Published in final edited form as: Nat Genet. 2014 Feb 2;46(3):310–315. doi: 10.1038/ng.2892

Figure 4.

Figure 4

Ranking of pathogenic ClinVar variants among the variants identified by whole genome sequencing of eleven human individuals from diverse populations. Left panel: Cumulative distributions of the ranks of 9,831 pathogenic ClinVar variants when “spiked in” to each of 11 personal genomes. For example, C-scores of ~30% of ClinVar variants rank in the top 0.1% of all variants within a personal genome, and most rank in the top 1%. About 25% of pathogenic ClinVar SNVs are not scored by PolyPhen/SIFT because of missing values or its restriction to missense variation; note also that ranks for PolyPhen/SIFT are computed among missense variants only and are therefore derived from far fewer total variants (see a plot restricted to missense variation in Supplementary Fig. 16). Right panel: A QQ-plot of the C-scores of the SNVs identified from the eleven individuals and pathogenic ClinVar SNVs.

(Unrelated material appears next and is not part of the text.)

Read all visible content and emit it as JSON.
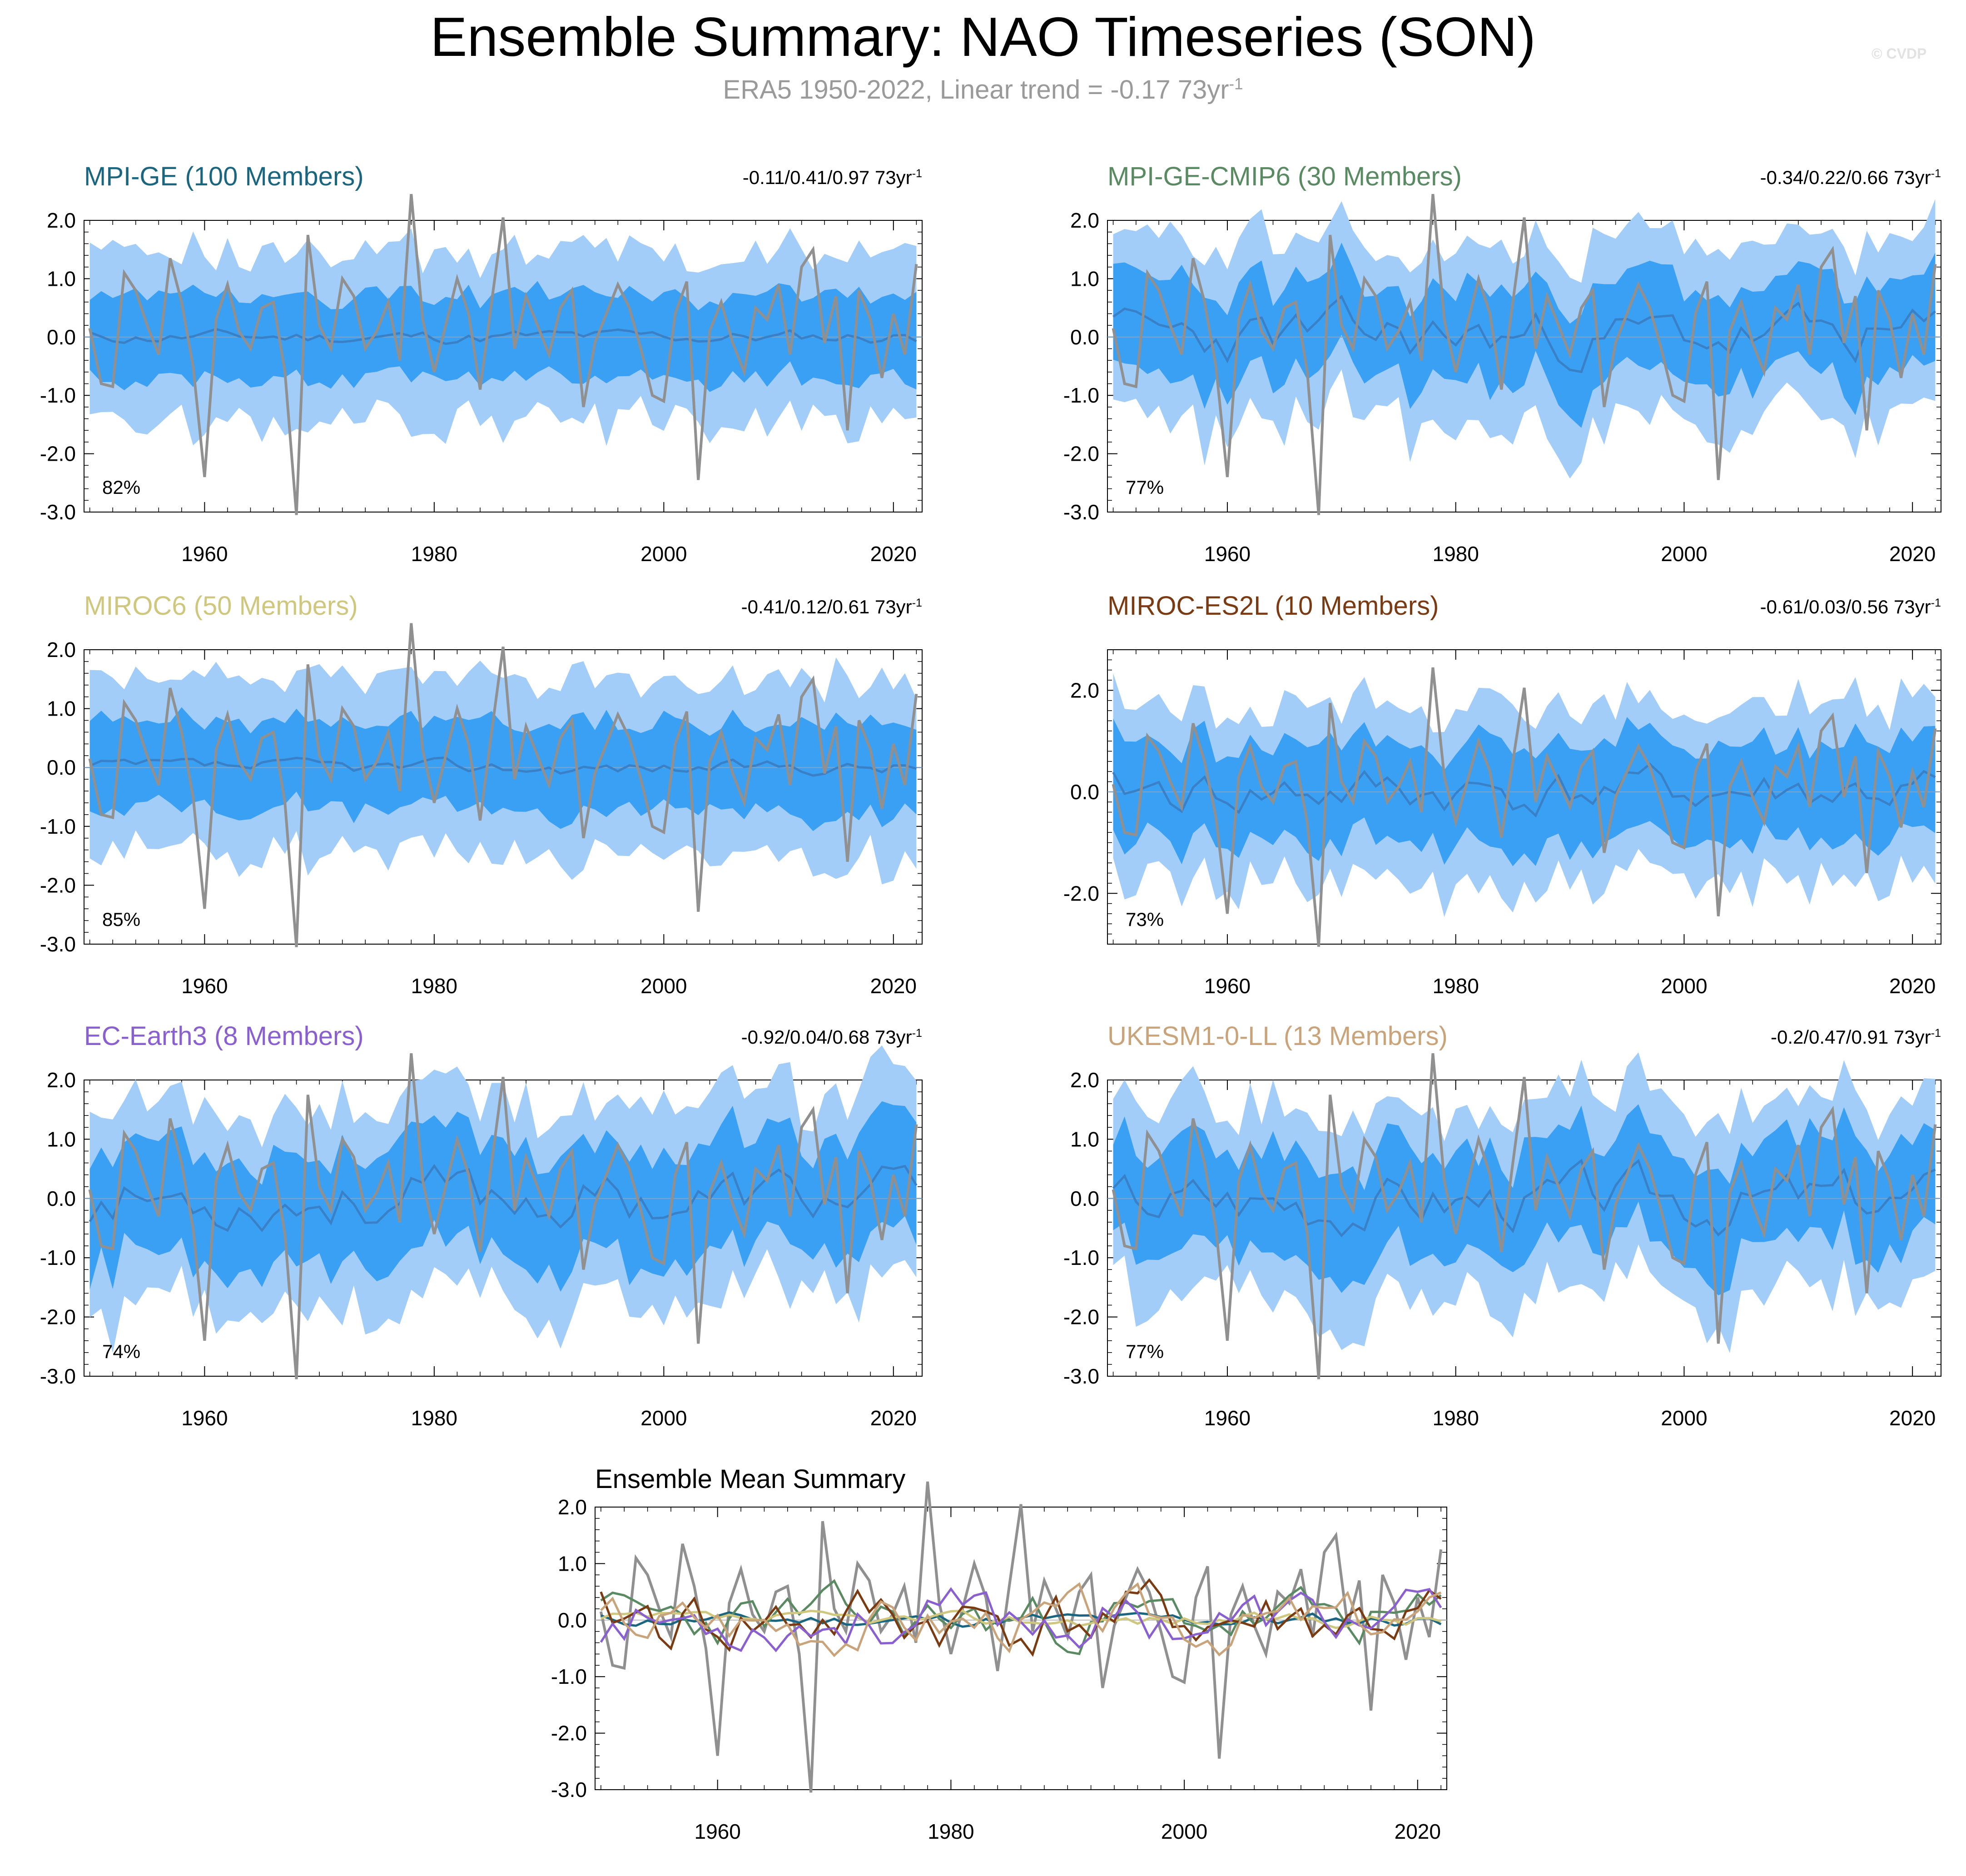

For a given scaled C-score observed in an individual, the fraction of that individual’s variants with a C-score at least that large was computed (y-axis). The C-score corresponding to this quantile of the distribution of all possible variants is displayed on the x-axis. High C-scores are underrepresented compared to the set of all possible variants. In contrast, known disease-causal variants from ClinVar have large C-scores relative to the set of all possible variants. This fact can be exploited to prioritize causal variants identified from whole genome sequencing of individual genomes (left panel and Supplementary Tables 10–11).